Title
AWS re:Invent 2022 - Improving resiliency with the correction of error process (ARC308)
Summary
- Juan Osa and Johnny Hanley from AWS presented on improving resiliency through the Correction of Error (COE) process.
- The COE process is crucial for identifying root causes, documenting them, and sharing knowledge to prevent future recurrences of issues.
- The session covered the importance of creating a culture that encourages learning from mistakes without assigning blame.
- The speakers detailed the components of a COE, including detection, response, learning, and decoupling analysis from the event.
- An example scenario was provided to illustrate the COE process in action, involving an application with S3 and Lambda services.
- A demo of AWS Systems Manager Incident Manager was given to show how to document COEs digitally within the AWS console.
- The talk concluded with strategies for cultivating a COE culture within an organization, including establishing a community of practice and identifying champions.
Insights
- The COE process is a structured approach to learning from operational failures, emphasizing the importance of documentation and knowledge sharing.
- AWS Systems Manager Incident Manager can be used to manage and document incidents and COEs, providing templates and integration with other AWS services.

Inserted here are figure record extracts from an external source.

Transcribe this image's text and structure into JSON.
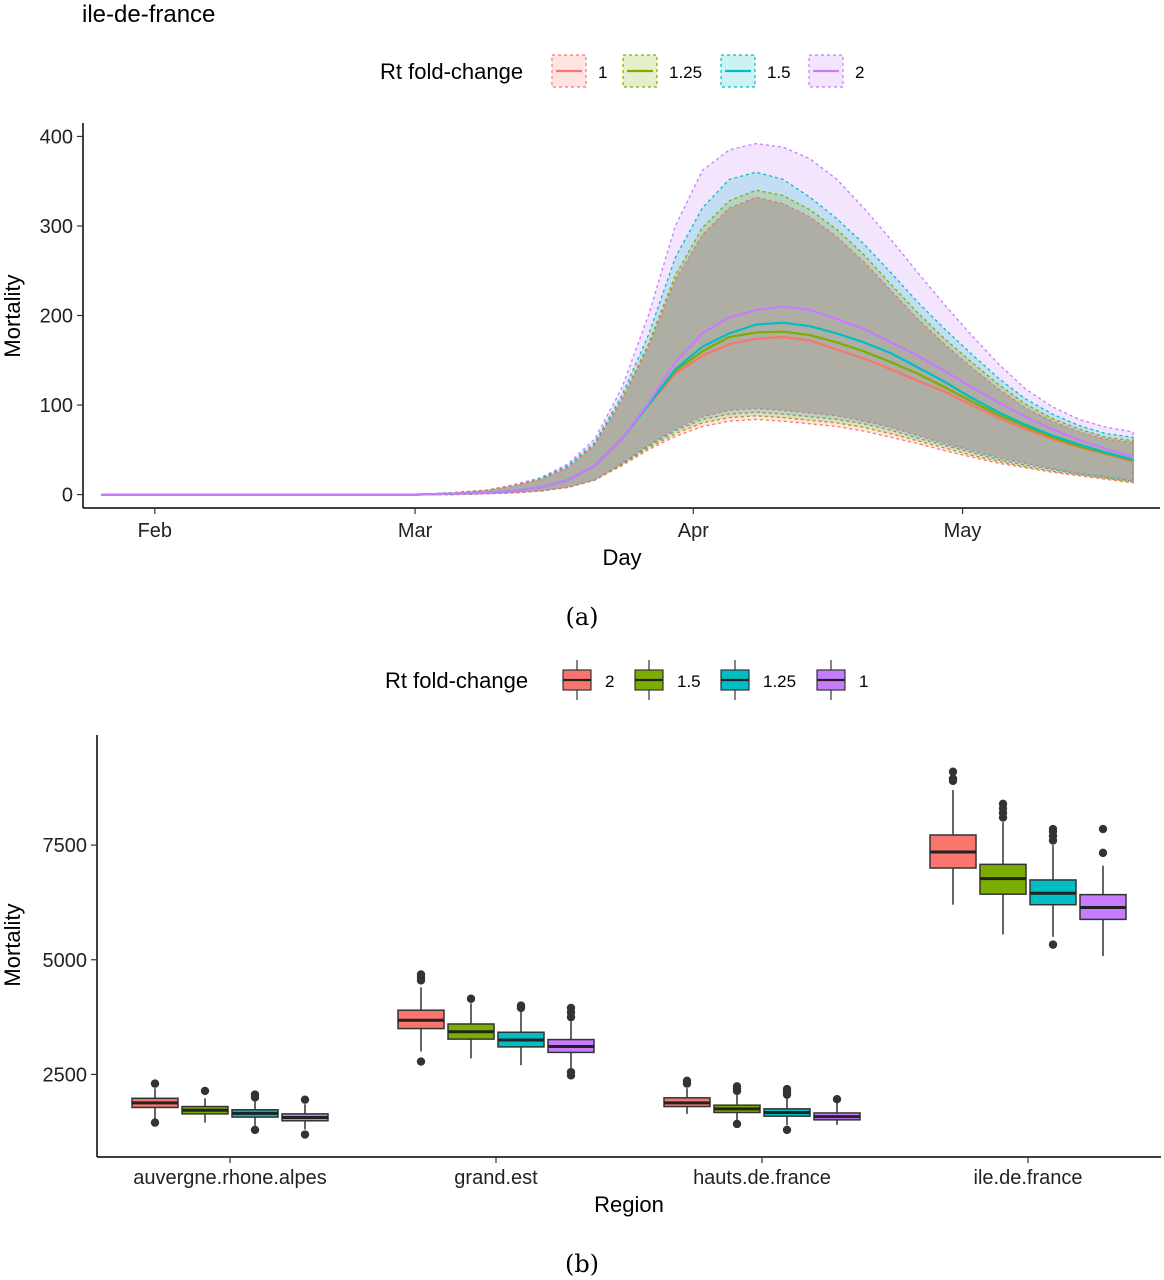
{
  "figure": {
    "caption_a": "(a)",
    "caption_b": "(b)"
  },
  "colors": {
    "c1": "#F8766D",
    "c2": "#7CAE00",
    "c3": "#00BFC4",
    "c4": "#C77CFF"
  },
  "chart_data": [
    {
      "type": "area",
      "title": "ile-de-france",
      "xlabel": "Day",
      "ylabel": "Mortality",
      "legend_title": "Rt fold-change",
      "legend_position": "top",
      "grid": false,
      "ylim": [
        -15,
        415
      ],
      "yticks": [
        0,
        100,
        200,
        300,
        400
      ],
      "xlim": [
        "2020-01-24",
        "2020-05-23"
      ],
      "xticks": [
        {
          "label": "Feb",
          "date": "2020-02-01"
        },
        {
          "label": "Mar",
          "date": "2020-03-01"
        },
        {
          "label": "Apr",
          "date": "2020-04-01"
        },
        {
          "label": "May",
          "date": "2020-05-01"
        }
      ],
      "x": [
        "2020-01-26",
        "2020-02-01",
        "2020-02-08",
        "2020-02-15",
        "2020-02-22",
        "2020-03-01",
        "2020-03-05",
        "2020-03-09",
        "2020-03-12",
        "2020-03-15",
        "2020-03-18",
        "2020-03-21",
        "2020-03-24",
        "2020-03-27",
        "2020-03-30",
        "2020-04-02",
        "2020-04-05",
        "2020-04-08",
        "2020-04-11",
        "2020-04-14",
        "2020-04-17",
        "2020-04-20",
        "2020-04-23",
        "2020-04-26",
        "2020-04-29",
        "2020-05-02",
        "2020-05-05",
        "2020-05-08",
        "2020-05-11",
        "2020-05-14",
        "2020-05-17",
        "2020-05-20"
      ],
      "series": [
        {
          "name": "1",
          "color": "#F8766D",
          "median": [
            0,
            0,
            0,
            0,
            0,
            0,
            1,
            2,
            4,
            8,
            16,
            32,
            62,
            100,
            135,
            155,
            168,
            174,
            176,
            172,
            162,
            152,
            140,
            127,
            115,
            100,
            86,
            73,
            62,
            53,
            45,
            37
          ],
          "lower": [
            0,
            0,
            0,
            0,
            0,
            0,
            0,
            1,
            2,
            4,
            8,
            16,
            32,
            50,
            65,
            76,
            82,
            84,
            82,
            79,
            76,
            71,
            64,
            57,
            49,
            42,
            35,
            30,
            25,
            21,
            17,
            13
          ],
          "upper": [
            0,
            0,
            0,
            0,
            0,
            0,
            2,
            5,
            10,
            17,
            30,
            55,
            105,
            165,
            240,
            290,
            320,
            332,
            325,
            310,
            288,
            260,
            228,
            196,
            168,
            142,
            118,
            97,
            82,
            70,
            62,
            58
          ]
        },
        {
          "name": "1.25",
          "color": "#7CAE00",
          "median": [
            0,
            0,
            0,
            0,
            0,
            0,
            1,
            2,
            4,
            8,
            16,
            32,
            62,
            100,
            138,
            160,
            176,
            181,
            182,
            178,
            170,
            160,
            148,
            135,
            120,
            104,
            89,
            76,
            64,
            54,
            46,
            38
          ],
          "lower": [
            0,
            0,
            0,
            0,
            0,
            0,
            0,
            1,
            2,
            4,
            8,
            16,
            33,
            52,
            68,
            80,
            86,
            88,
            86,
            83,
            80,
            75,
            68,
            60,
            52,
            44,
            37,
            31,
            26,
            22,
            18,
            14
          ],
          "upper": [
            0,
            0,
            0,
            0,
            0,
            0,
            2,
            5,
            10,
            17,
            30,
            56,
            106,
            168,
            245,
            298,
            328,
            340,
            334,
            318,
            296,
            268,
            235,
            203,
            174,
            148,
            123,
            101,
            85,
            73,
            64,
            60
          ]
        },
        {
          "name": "1.5",
          "color": "#00BFC4",
          "median": [
            0,
            0,
            0,
            0,
            0,
            0,
            1,
            2,
            4,
            8,
            16,
            32,
            62,
            100,
            140,
            165,
            180,
            190,
            192,
            188,
            180,
            170,
            158,
            142,
            126,
            108,
            92,
            78,
            66,
            56,
            47,
            39
          ],
          "lower": [
            0,
            0,
            0,
            0,
            0,
            0,
            0,
            1,
            2,
            4,
            8,
            16,
            34,
            54,
            71,
            84,
            90,
            92,
            90,
            87,
            84,
            79,
            72,
            63,
            55,
            47,
            39,
            33,
            28,
            23,
            19,
            15
          ],
          "upper": [
            0,
            0,
            0,
            0,
            0,
            0,
            2,
            5,
            10,
            18,
            32,
            58,
            110,
            178,
            265,
            320,
            352,
            360,
            352,
            332,
            308,
            280,
            248,
            215,
            185,
            157,
            130,
            107,
            90,
            77,
            68,
            64
          ]
        },
        {
          "name": "2",
          "color": "#C77CFF",
          "median": [
            0,
            0,
            0,
            0,
            0,
            0,
            1,
            2,
            4,
            8,
            16,
            32,
            62,
            102,
            148,
            180,
            198,
            206,
            210,
            206,
            196,
            185,
            170,
            155,
            138,
            120,
            103,
            87,
            73,
            61,
            51,
            42
          ],
          "lower": [
            0,
            0,
            0,
            0,
            0,
            0,
            0,
            1,
            2,
            4,
            8,
            16,
            34,
            55,
            73,
            87,
            94,
            96,
            94,
            91,
            88,
            82,
            75,
            66,
            57,
            49,
            41,
            35,
            29,
            24,
            20,
            16
          ],
          "upper": [
            0,
            0,
            0,
            0,
            0,
            0,
            2,
            5,
            11,
            19,
            34,
            62,
            118,
            200,
            300,
            362,
            385,
            392,
            388,
            375,
            352,
            320,
            285,
            248,
            212,
            178,
            146,
            118,
            98,
            84,
            75,
            70
          ]
        }
      ]
    },
    {
      "type": "box",
      "xlabel": "Region",
      "ylabel": "Mortality",
      "legend_title": "Rt fold-change",
      "legend_position": "top",
      "grid": false,
      "ylim": [
        700,
        9900
      ],
      "yticks": [
        2500,
        5000,
        7500
      ],
      "categories": [
        "auvergne.rhone.alpes",
        "grand.est",
        "hauts.de.france",
        "ile.de.france"
      ],
      "groups": [
        {
          "name": "2",
          "color": "#F8766D",
          "boxes": [
            {
              "whisker_low": 1500,
              "q1": 1780,
              "median": 1880,
              "q3": 1980,
              "whisker_high": 2200,
              "outliers": [
                1450,
                2300
              ]
            },
            {
              "whisker_low": 3000,
              "q1": 3500,
              "median": 3680,
              "q3": 3900,
              "whisker_high": 4400,
              "outliers": [
                2780,
                4550,
                4620,
                4680
              ]
            },
            {
              "whisker_low": 1640,
              "q1": 1800,
              "median": 1880,
              "q3": 1990,
              "whisker_high": 2200,
              "outliers": [
                2300,
                2360
              ]
            },
            {
              "whisker_low": 6200,
              "q1": 7000,
              "median": 7350,
              "q3": 7720,
              "whisker_high": 8700,
              "outliers": [
                8900,
                8950,
                9100
              ]
            }
          ]
        },
        {
          "name": "1.5",
          "color": "#7CAE00",
          "boxes": [
            {
              "whisker_low": 1450,
              "q1": 1640,
              "median": 1720,
              "q3": 1800,
              "whisker_high": 1980,
              "outliers": [
                2140
              ]
            },
            {
              "whisker_low": 2850,
              "q1": 3270,
              "median": 3430,
              "q3": 3600,
              "whisker_high": 4050,
              "outliers": [
                4150
              ]
            },
            {
              "whisker_low": 1500,
              "q1": 1670,
              "median": 1750,
              "q3": 1830,
              "whisker_high": 2050,
              "outliers": [
                1420,
                2140,
                2200,
                2240
              ]
            },
            {
              "whisker_low": 5550,
              "q1": 6430,
              "median": 6770,
              "q3": 7080,
              "whisker_high": 8000,
              "outliers": [
                8100,
                8200,
                8300,
                8400
              ]
            }
          ]
        },
        {
          "name": "1.25",
          "color": "#00BFC4",
          "boxes": [
            {
              "whisker_low": 1380,
              "q1": 1570,
              "median": 1650,
              "q3": 1730,
              "whisker_high": 1930,
              "outliers": [
                1290,
                2000,
                2060
              ]
            },
            {
              "whisker_low": 2700,
              "q1": 3100,
              "median": 3250,
              "q3": 3420,
              "whisker_high": 3880,
              "outliers": [
                3950,
                4000
              ]
            },
            {
              "whisker_low": 1390,
              "q1": 1590,
              "median": 1670,
              "q3": 1750,
              "whisker_high": 1980,
              "outliers": [
                1290,
                2060,
                2120,
                2180
              ]
            },
            {
              "whisker_low": 5500,
              "q1": 6200,
              "median": 6450,
              "q3": 6740,
              "whisker_high": 7500,
              "outliers": [
                5330,
                7600,
                7700,
                7800,
                7850
              ]
            }
          ]
        },
        {
          "name": "1",
          "color": "#C77CFF",
          "boxes": [
            {
              "whisker_low": 1300,
              "q1": 1490,
              "median": 1560,
              "q3": 1640,
              "whisker_high": 1850,
              "outliers": [
                1190,
                1950
              ]
            },
            {
              "whisker_low": 2620,
              "q1": 2980,
              "median": 3110,
              "q3": 3260,
              "whisker_high": 3680,
              "outliers": [
                2480,
                2550,
                3750,
                3850,
                3950
              ]
            },
            {
              "whisker_low": 1400,
              "q1": 1510,
              "median": 1580,
              "q3": 1660,
              "whisker_high": 1880,
              "outliers": [
                1960
              ]
            },
            {
              "whisker_low": 5080,
              "q1": 5880,
              "median": 6140,
              "q3": 6420,
              "whisker_high": 7050,
              "outliers": [
                7330,
                7850
              ]
            }
          ]
        }
      ]
    }
  ]
}
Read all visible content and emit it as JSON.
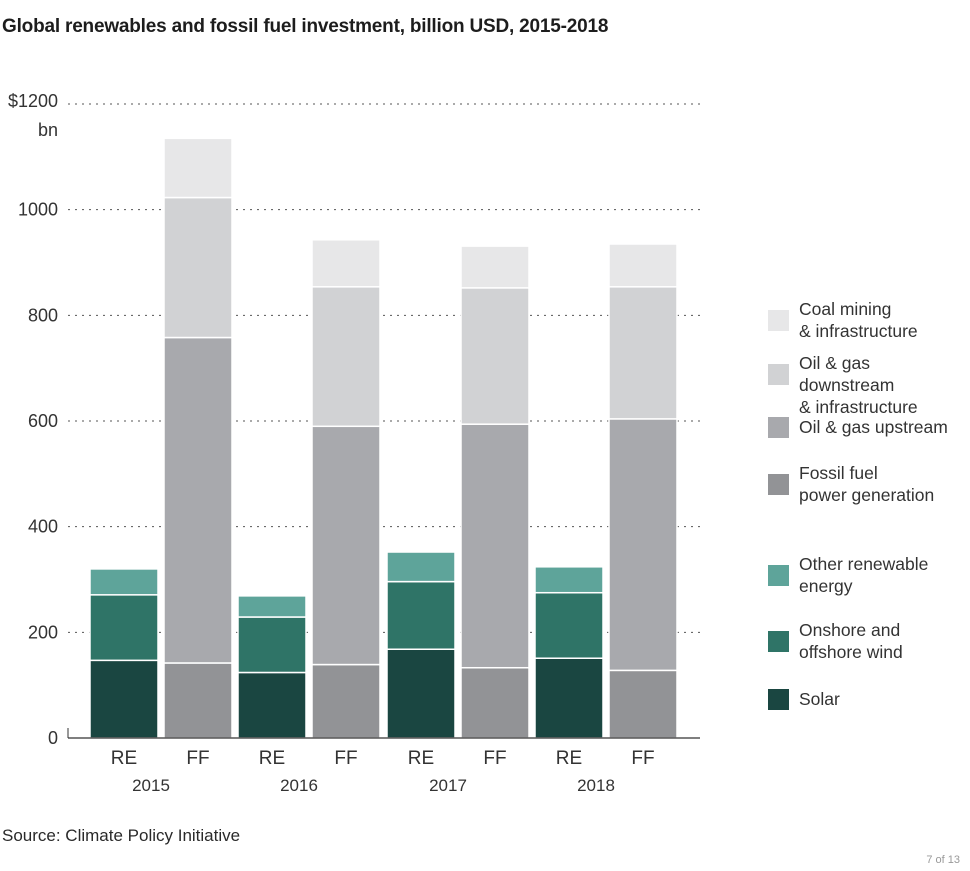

- Creating a COE culture requires a safe environment where team members can freely share information without fear of blame or punishment.
- The process of COE involves a detailed analysis, including a timeline of events, metrics, event questions, and the "five whys" technique to drill down to root causes.
- Action items derived from COEs should have clear ownership and deadlines to ensure that improvements are implemented effectively.
- Cultivating a COE culture involves training and empowering champions within the organization to spread best practices and facilitate continuous improvement.
- The session highlighted the importance of mechanisms over good intentions, suggesting that structured processes like COEs are necessary to drive organizational learning and improvement.